The media rack which is good for books or tablets covers the display output, which might be a problem if you want to actively keep track of your goals and what you've currently achieved. If you don't mind not seeing them, then it's not really a problem and can easily be overlooked.



Like all good products, Schwinn express a confidence in their bikes and give three different warranties. There's a warranty on the frame that lasts for 10 years, meaning that any natural or manufactuer damage that occurs in this time will be covered. There is a one year electrical warranty, and a 90 days labor warranty if you opt for the machine to be put together for you.





Overall, the bike is good for the purpose it's designed for – to jump on and pedal away until you can't see through the sweat and your heart feels like it's about to beat out of your chest. It comes with everything you need in the box to get started and ensure that once it's assembled you can begin your work out journey with ease.

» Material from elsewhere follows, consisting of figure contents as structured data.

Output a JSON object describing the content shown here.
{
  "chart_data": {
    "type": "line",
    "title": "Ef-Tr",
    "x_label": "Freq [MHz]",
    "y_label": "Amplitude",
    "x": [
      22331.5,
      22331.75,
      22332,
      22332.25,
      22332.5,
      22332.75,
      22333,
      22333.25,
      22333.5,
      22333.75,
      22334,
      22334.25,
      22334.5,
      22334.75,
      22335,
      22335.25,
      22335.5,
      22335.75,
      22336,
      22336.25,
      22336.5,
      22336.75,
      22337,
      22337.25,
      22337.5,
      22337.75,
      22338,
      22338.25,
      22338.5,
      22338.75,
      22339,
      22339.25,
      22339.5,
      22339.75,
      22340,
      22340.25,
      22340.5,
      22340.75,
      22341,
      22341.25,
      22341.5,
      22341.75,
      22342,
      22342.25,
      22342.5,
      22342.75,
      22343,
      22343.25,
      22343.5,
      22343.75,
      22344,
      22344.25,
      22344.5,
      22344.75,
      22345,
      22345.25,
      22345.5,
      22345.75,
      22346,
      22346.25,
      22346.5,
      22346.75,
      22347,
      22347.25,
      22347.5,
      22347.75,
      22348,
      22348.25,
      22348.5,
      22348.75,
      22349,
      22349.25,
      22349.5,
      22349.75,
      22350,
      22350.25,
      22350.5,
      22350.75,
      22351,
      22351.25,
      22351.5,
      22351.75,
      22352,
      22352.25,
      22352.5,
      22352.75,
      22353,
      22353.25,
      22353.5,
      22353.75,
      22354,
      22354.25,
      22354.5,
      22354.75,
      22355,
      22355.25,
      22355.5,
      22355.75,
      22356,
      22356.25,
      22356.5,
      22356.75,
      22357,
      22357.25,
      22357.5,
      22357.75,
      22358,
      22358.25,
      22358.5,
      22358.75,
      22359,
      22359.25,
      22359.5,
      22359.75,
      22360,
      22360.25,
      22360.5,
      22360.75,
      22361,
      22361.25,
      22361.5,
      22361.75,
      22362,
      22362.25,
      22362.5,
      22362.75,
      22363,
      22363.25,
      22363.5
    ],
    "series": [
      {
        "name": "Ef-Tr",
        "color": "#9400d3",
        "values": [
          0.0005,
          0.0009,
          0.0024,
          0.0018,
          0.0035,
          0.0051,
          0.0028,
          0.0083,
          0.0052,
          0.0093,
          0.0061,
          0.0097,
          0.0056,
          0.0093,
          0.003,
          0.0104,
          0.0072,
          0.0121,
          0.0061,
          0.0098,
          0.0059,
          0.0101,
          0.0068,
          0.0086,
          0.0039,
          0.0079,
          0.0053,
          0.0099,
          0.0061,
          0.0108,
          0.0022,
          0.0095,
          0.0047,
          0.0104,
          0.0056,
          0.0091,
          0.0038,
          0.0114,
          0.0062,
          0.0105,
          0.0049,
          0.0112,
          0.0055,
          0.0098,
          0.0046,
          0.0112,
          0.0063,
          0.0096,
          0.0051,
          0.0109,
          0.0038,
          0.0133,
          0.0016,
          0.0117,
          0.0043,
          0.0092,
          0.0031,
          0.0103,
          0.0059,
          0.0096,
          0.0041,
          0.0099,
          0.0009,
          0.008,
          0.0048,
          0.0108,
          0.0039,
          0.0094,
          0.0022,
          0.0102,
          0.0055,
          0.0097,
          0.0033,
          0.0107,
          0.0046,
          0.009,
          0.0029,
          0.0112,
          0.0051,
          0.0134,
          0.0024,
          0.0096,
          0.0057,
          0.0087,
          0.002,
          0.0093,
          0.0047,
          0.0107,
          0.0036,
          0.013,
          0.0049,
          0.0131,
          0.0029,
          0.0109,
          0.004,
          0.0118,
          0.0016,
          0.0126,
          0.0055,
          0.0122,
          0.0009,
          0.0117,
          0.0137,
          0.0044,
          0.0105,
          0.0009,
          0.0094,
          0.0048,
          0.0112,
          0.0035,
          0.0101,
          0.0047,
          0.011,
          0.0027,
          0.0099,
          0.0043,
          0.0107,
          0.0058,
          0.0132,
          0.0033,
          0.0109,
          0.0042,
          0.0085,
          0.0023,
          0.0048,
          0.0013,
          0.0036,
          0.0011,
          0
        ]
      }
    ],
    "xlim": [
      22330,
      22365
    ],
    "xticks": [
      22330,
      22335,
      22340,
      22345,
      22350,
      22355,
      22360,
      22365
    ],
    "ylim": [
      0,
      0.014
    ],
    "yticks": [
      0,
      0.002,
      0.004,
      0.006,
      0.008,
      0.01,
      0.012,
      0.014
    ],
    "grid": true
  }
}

The few disadvantages are ones that are easily overlooked or rectified, especially for the price. It comes in at around $300 – there are definitely more expensive models out there that have their own host of problems. If you're not too bothered about repurposing a towel, or replacing the seat for a comfier one, then there's absolutely no reason to hesitate on purchasing.

The bike itself is sturdy, well-designed and adequate. With all the added features, such as exporting data, music control, and multiple levels of resistance, an hour long session on this bike shouldn't be too much work, and you'll be able to see the results to show for it afterwards. It's got everything you need, without being overpriced and having redundant features that aren't necessary. There's a cup holder for your water, a fan to keep you cool, and pedals to work at to take you closer and close to your goal.